Au début de 2012, la CAQ était au sommet des sondages, avec 39 %, et le PQ atteignait son creux avec 18 %. Le 4 septembre, le PQ et le PLQ étaient carrément au coude à coude, avec 31 % des suffrages. La CAQ, qui avait commencé la campagne en lion avec la candidature de l’ex-policier Jacques Duchesneau, a fini avec 27 %, pour 19 sièges. Le vote « non libéral » obtenu par François Legault explique la si courte victoire de Pauline Marois. Pourquoi un résultat si décevant pour le PQ ? « Je crois que c’est parce qu’on portait le projet de la souveraineté. On voyait progressivement à chaque élection un recul du Parti québécois. On avait une bonne équipe, on proposait des politiques gouvernementales emballantes, mais la souveraineté était moins soutenue. Cela ne veut pas dire qu’elle n’est pas nécessaire ! », estime toujours Mme Marois.

Des regrets ? « Des petites choses. » À propos de Gentilly — la région avait trouvé « brutale » la fermeture de la centrale vite annoncée par Mme Marois après les élections.

Je voulais que les décisions difficiles à prendre soient annoncées rapidement, je ne voulais pas donner l’impression que, maintenant élue, je remettais en question des décisions délicates.

Pauline Marois, ancienne première ministre du Québec

Le début du gouvernement Marois a donné lieu à une cascade de décisions très rapides. « Les six premiers mois ont été un feu roulant. Je sens que l’attentat a créé un sentiment d’urgence », insiste Sylvain Tanguay, directeur du PQ, au centre de la stratégie électorale.

L’épreuve des faits

Plus récemment, Jean St-Gelais, secrétaire général du gouvernement choisi par Mme Marois, a fait observer qu’elle avait gouverné sans prendre conscience qu’elle était minoritaire à l’Assemblée nationale. « Il a raison, j’ai fait le même constat, on aurait pu agir différemment. On n’est pas arrivés avec des choses que nous n’avions pas annoncées. Cela faisait neuf ans qu’on était dans l’opposition, il y avait eu des congrès, des conseils nationaux, on est arrivés avec un programme complet, on n’avait pas improvisé des mesures deux mois avant les élections », rappelle Pauline Marois.

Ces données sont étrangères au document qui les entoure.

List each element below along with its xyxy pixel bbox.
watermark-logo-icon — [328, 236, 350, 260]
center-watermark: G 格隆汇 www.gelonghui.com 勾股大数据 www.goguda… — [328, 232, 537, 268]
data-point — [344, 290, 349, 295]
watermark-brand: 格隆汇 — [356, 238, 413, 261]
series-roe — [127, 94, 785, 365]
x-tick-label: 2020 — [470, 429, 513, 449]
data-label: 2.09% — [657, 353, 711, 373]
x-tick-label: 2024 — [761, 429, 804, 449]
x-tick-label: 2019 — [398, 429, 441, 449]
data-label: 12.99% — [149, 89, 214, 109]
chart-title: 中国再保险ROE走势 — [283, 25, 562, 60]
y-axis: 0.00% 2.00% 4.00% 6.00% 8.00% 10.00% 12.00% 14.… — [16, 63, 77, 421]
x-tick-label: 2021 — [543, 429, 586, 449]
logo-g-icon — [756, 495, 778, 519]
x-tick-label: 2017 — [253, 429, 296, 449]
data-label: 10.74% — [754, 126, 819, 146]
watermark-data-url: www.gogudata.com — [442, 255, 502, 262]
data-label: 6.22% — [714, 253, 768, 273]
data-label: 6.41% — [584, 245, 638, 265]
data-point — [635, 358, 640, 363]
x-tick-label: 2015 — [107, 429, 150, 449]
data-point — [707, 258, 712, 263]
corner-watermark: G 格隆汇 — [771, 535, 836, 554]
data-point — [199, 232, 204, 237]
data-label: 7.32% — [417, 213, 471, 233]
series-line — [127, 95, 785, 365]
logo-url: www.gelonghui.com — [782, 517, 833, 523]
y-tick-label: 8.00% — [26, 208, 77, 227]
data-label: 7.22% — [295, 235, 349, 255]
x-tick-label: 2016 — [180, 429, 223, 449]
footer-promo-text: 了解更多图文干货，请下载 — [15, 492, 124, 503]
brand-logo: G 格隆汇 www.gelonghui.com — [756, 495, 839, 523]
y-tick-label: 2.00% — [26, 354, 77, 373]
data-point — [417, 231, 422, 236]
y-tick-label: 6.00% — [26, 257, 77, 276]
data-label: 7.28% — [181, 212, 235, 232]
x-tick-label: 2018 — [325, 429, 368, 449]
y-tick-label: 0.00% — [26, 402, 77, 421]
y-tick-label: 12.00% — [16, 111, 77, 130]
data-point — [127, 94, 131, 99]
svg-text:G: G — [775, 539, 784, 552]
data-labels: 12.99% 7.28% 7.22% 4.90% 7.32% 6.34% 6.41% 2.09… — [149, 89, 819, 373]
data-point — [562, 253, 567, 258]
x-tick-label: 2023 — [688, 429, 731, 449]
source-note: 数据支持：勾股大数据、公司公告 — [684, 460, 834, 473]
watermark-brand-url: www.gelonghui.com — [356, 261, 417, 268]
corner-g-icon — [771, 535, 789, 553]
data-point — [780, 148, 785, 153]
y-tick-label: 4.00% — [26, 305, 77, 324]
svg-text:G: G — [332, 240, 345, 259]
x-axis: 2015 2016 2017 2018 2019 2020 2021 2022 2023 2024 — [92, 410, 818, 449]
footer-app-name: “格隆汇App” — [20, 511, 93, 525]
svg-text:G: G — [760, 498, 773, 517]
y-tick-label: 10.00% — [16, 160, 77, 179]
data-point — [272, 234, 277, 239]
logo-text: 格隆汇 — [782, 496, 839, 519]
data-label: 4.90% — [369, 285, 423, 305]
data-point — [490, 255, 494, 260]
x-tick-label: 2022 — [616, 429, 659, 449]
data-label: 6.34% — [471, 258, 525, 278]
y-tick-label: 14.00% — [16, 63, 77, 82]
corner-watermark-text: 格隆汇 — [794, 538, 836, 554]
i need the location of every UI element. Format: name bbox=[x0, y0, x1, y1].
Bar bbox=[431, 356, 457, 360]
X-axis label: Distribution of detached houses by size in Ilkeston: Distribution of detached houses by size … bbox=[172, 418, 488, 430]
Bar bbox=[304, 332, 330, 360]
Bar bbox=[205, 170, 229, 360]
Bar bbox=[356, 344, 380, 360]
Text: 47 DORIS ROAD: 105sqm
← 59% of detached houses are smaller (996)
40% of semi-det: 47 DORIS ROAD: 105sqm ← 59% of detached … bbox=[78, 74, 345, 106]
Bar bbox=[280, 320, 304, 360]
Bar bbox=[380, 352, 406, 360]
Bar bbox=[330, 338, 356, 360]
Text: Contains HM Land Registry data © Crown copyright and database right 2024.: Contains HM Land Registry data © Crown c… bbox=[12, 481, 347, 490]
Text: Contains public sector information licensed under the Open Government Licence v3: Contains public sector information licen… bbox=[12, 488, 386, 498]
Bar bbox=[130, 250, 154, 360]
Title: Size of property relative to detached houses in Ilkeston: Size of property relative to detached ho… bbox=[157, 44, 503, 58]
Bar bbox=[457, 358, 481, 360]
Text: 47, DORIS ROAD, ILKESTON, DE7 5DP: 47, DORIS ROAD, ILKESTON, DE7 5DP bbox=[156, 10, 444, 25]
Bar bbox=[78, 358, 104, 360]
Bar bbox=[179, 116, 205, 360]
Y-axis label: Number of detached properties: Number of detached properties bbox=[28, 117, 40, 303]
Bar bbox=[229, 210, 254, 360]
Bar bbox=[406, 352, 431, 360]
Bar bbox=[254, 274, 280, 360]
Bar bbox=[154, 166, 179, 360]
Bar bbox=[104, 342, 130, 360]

PHOTO IVANOH DEMERS, ARCHIVES LA PRESSE

Pauline Marois à l’Assemblée nationale, en novembre 2013, alors qu’elle était première ministre du Québec

Mais l’engagement péquiste d’abolir la « taxe santé » instaurée sous Jean Charest a vite subi l’épreuve des faits. Les finances publiques ne permettaient pas de le réaliser. Pour ne pas frapper trop durement la classe moyenne, on optera pour une réduction qui tiendrait compte des revenus. L’engagement de revenir à l’équilibre budgétaire sera aussi reporté.

Une autre erreur ? « La Charte des valeurs aurait dû s’appeler la Charte de la laïcité, cela aurait davantage expliqué notre objectif d’introduire de la laïcité dans nos institutions, que cela s’appuyait sur l’égalité entre les hommes et les femmes », estime désormais Mme Marois. La charte de Bernard Drainville ne sera jamais adoptée, mais on mettra en place une série de réformes à la loi électorale, cependant — le maximum de contribution passera de 3000 $ à 100 $. La réforme de la loi 101 de Diane De Courcy ne sera jamais adoptée.

La première loi adoptée par son gouvernement visera à assurer l’intégrité et la transparence dans l’attribution des contrats publics. « On a retrouvé la paix sociale » en réduisant les hausses prévues des droits de scolarité, qui avaient déclenché le mouvement des carrés rouges, rappelle aussi Mme Marois. À l’automne 2013, beaucoup au PQ souhaitaient déclencher rapidement des élections, mais l’entourage de Mme Marois voudra jouer de prudence. Au printemps 2014, le ministre des Finances, Nicolas Marceau, a déposé un budget, et les élections seront déclenchées avant même qu’il soit battu en Chambre.

« Pour 18 mois de mandat, je trouve qu’on n’était pas pire », de conclure Mme Marois.